Belleisle House

Our Heritage

At the sale of the lands of Alloway Barony by Ayr Town Council in 1754, Dr. Alexander Campbell of Ayr purchased the property and lands which, at that time, were known as Netherton of Alloway. Around 1765 the property fell to Campbell's brother, Archibald who was a writer in Edinburgh, and in 1775 the property was inherited by John Campbell of Wellwood (nephew). On the death of John Campbell the property was purchased by Hugh Hamilton of Pinmore who made his fortune from sugar plantations in Jamaica. Hamilton extended the estate by purchasing surrounding property and he also built part of the mansion that we see today and laying out the policies around 1787. It was at this time that it became known as Belleisle. When his nephew, Colonel Alexander West Hamilton, inherited the estate he had the former mansion almost entirely rebuilt and enlarged. In 1839 the estate fell to his son Hugh Hamilton who was in his minority and was later purchased by William Smith Dixon of Motherwell. In 1886 the estate was sold once again the new owners being the Coats family (Paisley thread manufacturers) who further extended the mansion around 1900.
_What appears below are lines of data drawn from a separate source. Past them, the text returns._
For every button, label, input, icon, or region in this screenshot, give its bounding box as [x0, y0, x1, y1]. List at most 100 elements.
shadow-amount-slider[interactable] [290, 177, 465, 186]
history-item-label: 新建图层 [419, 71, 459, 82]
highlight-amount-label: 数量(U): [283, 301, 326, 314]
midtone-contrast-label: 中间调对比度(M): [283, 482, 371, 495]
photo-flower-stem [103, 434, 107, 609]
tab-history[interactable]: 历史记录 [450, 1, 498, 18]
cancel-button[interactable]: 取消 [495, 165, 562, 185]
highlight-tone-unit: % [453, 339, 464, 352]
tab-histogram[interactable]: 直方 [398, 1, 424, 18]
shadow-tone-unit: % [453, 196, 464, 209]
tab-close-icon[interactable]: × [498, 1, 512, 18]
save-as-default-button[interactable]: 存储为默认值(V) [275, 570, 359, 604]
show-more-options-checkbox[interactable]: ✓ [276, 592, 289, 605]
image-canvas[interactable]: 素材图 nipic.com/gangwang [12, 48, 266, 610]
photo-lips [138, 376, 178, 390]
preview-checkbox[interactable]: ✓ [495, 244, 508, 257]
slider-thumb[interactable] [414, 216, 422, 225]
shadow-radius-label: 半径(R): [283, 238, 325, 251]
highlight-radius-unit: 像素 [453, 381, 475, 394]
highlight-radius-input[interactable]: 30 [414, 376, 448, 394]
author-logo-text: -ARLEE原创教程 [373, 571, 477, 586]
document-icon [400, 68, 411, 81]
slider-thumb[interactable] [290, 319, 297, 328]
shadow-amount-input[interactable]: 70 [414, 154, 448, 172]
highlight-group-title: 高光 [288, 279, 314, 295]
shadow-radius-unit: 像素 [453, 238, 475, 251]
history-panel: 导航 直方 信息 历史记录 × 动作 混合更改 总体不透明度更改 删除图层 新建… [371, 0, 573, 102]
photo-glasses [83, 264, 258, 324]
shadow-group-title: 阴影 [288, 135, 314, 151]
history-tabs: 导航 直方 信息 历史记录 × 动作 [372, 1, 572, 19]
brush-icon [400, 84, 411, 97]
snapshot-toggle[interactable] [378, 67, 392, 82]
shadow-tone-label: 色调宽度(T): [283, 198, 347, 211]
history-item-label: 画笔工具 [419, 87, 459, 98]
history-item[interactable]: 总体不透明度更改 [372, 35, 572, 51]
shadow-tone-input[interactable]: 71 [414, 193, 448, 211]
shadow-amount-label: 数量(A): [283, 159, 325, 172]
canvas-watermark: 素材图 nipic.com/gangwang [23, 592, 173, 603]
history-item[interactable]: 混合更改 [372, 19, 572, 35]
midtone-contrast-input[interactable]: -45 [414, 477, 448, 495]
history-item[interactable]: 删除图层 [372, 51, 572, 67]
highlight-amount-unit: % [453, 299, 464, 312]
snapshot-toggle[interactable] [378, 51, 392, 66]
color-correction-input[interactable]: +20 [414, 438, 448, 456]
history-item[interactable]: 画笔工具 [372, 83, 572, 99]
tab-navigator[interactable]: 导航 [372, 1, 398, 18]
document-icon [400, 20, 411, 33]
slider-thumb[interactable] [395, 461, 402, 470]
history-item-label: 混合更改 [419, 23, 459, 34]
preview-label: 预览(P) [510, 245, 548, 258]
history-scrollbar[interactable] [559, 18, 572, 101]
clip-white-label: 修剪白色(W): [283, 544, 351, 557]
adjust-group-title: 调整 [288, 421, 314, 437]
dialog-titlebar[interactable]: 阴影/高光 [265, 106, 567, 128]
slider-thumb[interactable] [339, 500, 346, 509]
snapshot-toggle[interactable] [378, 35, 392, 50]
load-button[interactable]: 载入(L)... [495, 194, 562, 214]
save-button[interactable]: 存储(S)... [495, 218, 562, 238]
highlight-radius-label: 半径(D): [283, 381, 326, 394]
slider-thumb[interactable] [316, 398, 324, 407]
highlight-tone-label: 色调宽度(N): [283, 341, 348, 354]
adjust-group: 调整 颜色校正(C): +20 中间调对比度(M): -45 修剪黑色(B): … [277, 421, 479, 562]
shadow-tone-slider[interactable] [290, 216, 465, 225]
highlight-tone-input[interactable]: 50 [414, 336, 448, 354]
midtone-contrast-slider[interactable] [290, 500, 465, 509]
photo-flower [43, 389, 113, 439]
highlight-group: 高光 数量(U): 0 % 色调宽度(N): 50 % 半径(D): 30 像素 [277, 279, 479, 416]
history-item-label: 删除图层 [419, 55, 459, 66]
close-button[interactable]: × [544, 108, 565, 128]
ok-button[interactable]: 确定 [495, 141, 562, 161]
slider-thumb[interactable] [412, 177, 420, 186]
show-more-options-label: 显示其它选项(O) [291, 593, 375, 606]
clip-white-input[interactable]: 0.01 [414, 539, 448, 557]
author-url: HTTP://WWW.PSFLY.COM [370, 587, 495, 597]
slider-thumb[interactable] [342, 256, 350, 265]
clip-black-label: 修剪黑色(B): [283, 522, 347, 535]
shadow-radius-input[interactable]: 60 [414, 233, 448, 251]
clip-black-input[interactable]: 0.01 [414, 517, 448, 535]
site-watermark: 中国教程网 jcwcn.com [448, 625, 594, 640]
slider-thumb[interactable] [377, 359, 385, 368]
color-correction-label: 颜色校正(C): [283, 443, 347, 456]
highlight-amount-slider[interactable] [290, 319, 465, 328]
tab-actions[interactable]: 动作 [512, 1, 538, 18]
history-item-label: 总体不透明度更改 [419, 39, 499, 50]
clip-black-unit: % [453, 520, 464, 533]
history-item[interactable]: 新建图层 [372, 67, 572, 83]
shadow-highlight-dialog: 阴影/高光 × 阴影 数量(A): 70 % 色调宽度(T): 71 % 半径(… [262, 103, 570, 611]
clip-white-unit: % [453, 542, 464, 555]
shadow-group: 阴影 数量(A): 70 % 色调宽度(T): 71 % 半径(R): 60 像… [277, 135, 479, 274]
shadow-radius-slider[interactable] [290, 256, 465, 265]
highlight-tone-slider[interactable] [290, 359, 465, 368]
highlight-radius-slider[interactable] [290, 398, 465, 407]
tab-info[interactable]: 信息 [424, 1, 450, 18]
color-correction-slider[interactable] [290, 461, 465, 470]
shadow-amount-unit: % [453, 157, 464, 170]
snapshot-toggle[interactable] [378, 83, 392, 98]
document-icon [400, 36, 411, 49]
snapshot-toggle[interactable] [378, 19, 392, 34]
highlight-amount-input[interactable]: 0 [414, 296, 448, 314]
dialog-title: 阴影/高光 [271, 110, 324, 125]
In 1926 Ayr Burgh Council purchased Belleisle Estate for the sum of £25,000, to develop it as a park, with two golf courses, which opened in 1927. Belleisle was requisitioned for the war effort, although after the war was restored with two golf courses, gardens, aviary, deer park and pets corner, with the mansion house as a hotel and restaurant.

Architectural Features:

Belleisle House

Belleisle House underwent major reconstruction (probably by William Burn, a prominent architect of the time) in 1829; further additions circa 1800 and 1895; as well as extensive mid twentieth century additions associated with the building’s use as a hotel. The building, which is listed at Category B, exists now as a two storey with basement and attic, eleven bay Scottish Baronial mansion. It is finished in coursed sandstone with ashlar dressings. It has string courses at ground and first floor; crowstepped gables; and finials at the apexes.

Other Buildings & Structures

In addition to Belleisle House, there are a number of other buildings and structures of note, all of which formed part of the Belleisle Estate. They include the North Lodge; South Lodge; South Lodge Bridge; Conservatory; and Walled Garden. They are all individually listed and also have a B-Group listing. There are also other remnants of the former estate, which are unlisted, but are of interest, including the later Belleisle Lodge on Greenfield Avenue and the former stable block.


The original conservatory was built in 1879 by William Smith Dixon (who was an ironmaster from Glasgow )and it was rebuilt to its current form in 1955 for Ayr Burgh Council by Messers Mackenzie & Moncur. The conservatory has a sandstone base with a timber and iron glazed frame; piended (a Scots term for a hipped roof) glazed roof with upper piended section; lantern ridge; and iron finials ; the floor tiles are original. The structure is listed at Category B, for special architectural or historic interest.

Unfortunately, the conservatory fell into a cycle of decline and disrepair and suffered from repeated vandalism which led to it being closed to the public in 2006.


While Belleisle is a designed landscape not enough of the original features remain for it to be included in Historic Scotland’s Inventory of Gardens and Designed Landscapes, a listing of gardens and designed landscapes of national artistic and/or historical significance. None the less the Estate does have substantial parkland with a number of key features.

There are two golf courses, Belleisle and Seafield, occupying the lands mainly to the east and north of the estate. The Belleisle course was designed by James Braid, a five times winner of the Open Championship and later golf course architect of some note, who is recognised particularly for his work at Gleneagles and Carnoustie. Braid is considered to be one of the finest golf course designers of all time. The Belleisle course has beech tree lined and extra long fairways interlaced by the Curtecan Burn, combining natural landscape features with good views to the Isle of Arran.

Both the Belleisle and Seafield courses are public golf courses and Belleisle is one of the few public courses which hosts professional tournaments. Tour players are known to practise here before major competitions.

The Estate’s formal gardens are laid out principally to the south of Belleisle House and include the conservatory and walled garden. The Walled Garden, which is late 18th century and is considered to be a good example of later 18th century garden architecture, is rectangular in plan covering approximately 4,200 square metres. The surrounding wall is of red brick and coped rubble wall construction and has a distinctive curved rubble wall to the NW elevation. The walled garden is listed at Category C(S).